3. A inclusão de José
Genoíno no inquérito. O alvo era José Dirceu, então Ministro-Chefe da Casa Civil,
já que o inquérito nasceu das denúncias de Roberto Jefferson. Mas como pegar
Dirceu sem envolver o presidente do PT, José Genoíno? Havia a necessidade desse
elo na corrente (http://migre.me/v2smK).
A primeira e a segunda questão beneficiaram
diretamente Daniel Dantas.
Como foi possível que um erro desse tamanho
passasse pelo filtro da Procuradoria Geral da República, com a AP 470 sendo
analisada por diversos procuradores, depois pelo relator, Ministro Joaquim
Barbosa e, finalmente, pelo pleno do STF?
Mas passou.
Havia indícios de corrupção na decisão de Antônio
Fernando de poupar Daniel Dantas (logo depois aposentou-se e seu escritório
ganhou enorme contrato da Brasil Telecom, controlada por Dantas). Mas seria
impossível, mesmo para alguém do alto do cargo de PGR, impor uma tese dessas a
todo uma equipe, se não houvesse outros ingredientes no jogo.
O endosso às teses de Antônio Fernando foi fruto da
grande celebração do MPF, ante a possibilidade de usar pela primeira vez os
superpoderes e balançar a República, a possibilidade de impor a narrativa que
quisesse, desde que escudada em campanhas massacrantes de mídia. Foi um porre
geral. E a mítica da narrativa exigia que se concentrasse no PT todas as
acusações de corrupção, transformado na fonte de toda a corrupção. É por ali
que se consolidaria a aliança com a mídia e a identificação com os anseios da
classe média.
A parceria do MPF com a mídia esvaziou a CPMI de
Cachoeira – que estava prestes a convocar Roberto Civita, da Abril. No mesmo
período, o processo sobre o “mensalão do PSDB” foi interrompido da maneira mais
canhestra possível. O Ministro Ayres Britto deveria relatá-lo em uma sessão do
STF. Houve o intervalo, ele saiu para o café, voltou e passou por cima da
pauta. Simples, assim, sem nenhuma cobrança da parte acusadora -- justamente o
Ministério Público Federal.
Uma das regras básicas do presidencialismo de
coalizão é que, quanto mais fraco o governo, maiores as concessões à
fisiologia. Ocorreu com o governo FHC, após a maxidesvalorização de 1999; e com
o governo Lula, devido à AP 470.
O resultado dessa primeira intervenção do MPF no
jogo político foi o seguinte:
1. O abandono da estratégia de Lula de montar uma
base com os pequenos partidos e o fechamento do acordo com o PMDB.

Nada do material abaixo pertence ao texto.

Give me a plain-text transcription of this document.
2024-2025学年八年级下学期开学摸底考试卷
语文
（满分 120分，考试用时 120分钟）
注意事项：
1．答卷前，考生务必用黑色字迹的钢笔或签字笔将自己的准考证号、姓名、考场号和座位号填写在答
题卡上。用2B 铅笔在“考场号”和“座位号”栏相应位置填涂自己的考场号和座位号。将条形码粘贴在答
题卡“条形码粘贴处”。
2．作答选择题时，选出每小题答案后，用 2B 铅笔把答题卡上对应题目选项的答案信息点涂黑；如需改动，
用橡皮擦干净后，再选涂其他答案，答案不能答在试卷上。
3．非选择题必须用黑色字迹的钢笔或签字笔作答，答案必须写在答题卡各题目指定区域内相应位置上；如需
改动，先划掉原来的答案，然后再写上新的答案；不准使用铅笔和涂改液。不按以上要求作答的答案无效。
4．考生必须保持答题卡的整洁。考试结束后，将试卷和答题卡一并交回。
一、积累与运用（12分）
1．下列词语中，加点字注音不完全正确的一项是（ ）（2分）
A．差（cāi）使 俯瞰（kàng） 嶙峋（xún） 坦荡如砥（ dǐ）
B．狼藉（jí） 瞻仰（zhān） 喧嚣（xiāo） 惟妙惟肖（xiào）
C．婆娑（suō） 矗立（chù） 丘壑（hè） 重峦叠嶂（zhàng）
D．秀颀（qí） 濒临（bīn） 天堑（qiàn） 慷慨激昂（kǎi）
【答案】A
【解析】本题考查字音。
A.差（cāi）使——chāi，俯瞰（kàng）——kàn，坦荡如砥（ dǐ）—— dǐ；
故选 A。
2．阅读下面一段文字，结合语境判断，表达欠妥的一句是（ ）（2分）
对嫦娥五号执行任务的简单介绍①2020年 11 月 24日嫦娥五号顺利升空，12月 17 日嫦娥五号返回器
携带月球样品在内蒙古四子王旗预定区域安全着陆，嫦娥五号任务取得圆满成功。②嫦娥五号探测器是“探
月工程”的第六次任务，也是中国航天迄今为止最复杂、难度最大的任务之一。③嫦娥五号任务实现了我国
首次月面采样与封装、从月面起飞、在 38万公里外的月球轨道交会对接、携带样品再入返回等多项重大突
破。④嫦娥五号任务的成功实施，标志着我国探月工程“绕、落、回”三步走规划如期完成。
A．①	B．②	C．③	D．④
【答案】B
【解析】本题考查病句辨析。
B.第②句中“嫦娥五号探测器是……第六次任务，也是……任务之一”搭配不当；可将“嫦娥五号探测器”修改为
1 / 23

2. Com o risco concreto de impeachment, uma
dependência cada vez maior do PMDB.
3. Uma arquitetura política que só se sustentaria
com economia em crescimento.
O sucesso da economia nos anos seguintes inibiu por
algum tempo sua atuação. E a razia promovida pela AP 470 nas lideranças
petistas históricas, deixou o partido sem nenhuma capacidade de formulação
estratégica.
A última trégua, antes do embate final, foi
desperdiçada por Lula, embalado pelos feitos que o deixaram na posição de
internacionalmente mais celebrado presidente brasileiro da história.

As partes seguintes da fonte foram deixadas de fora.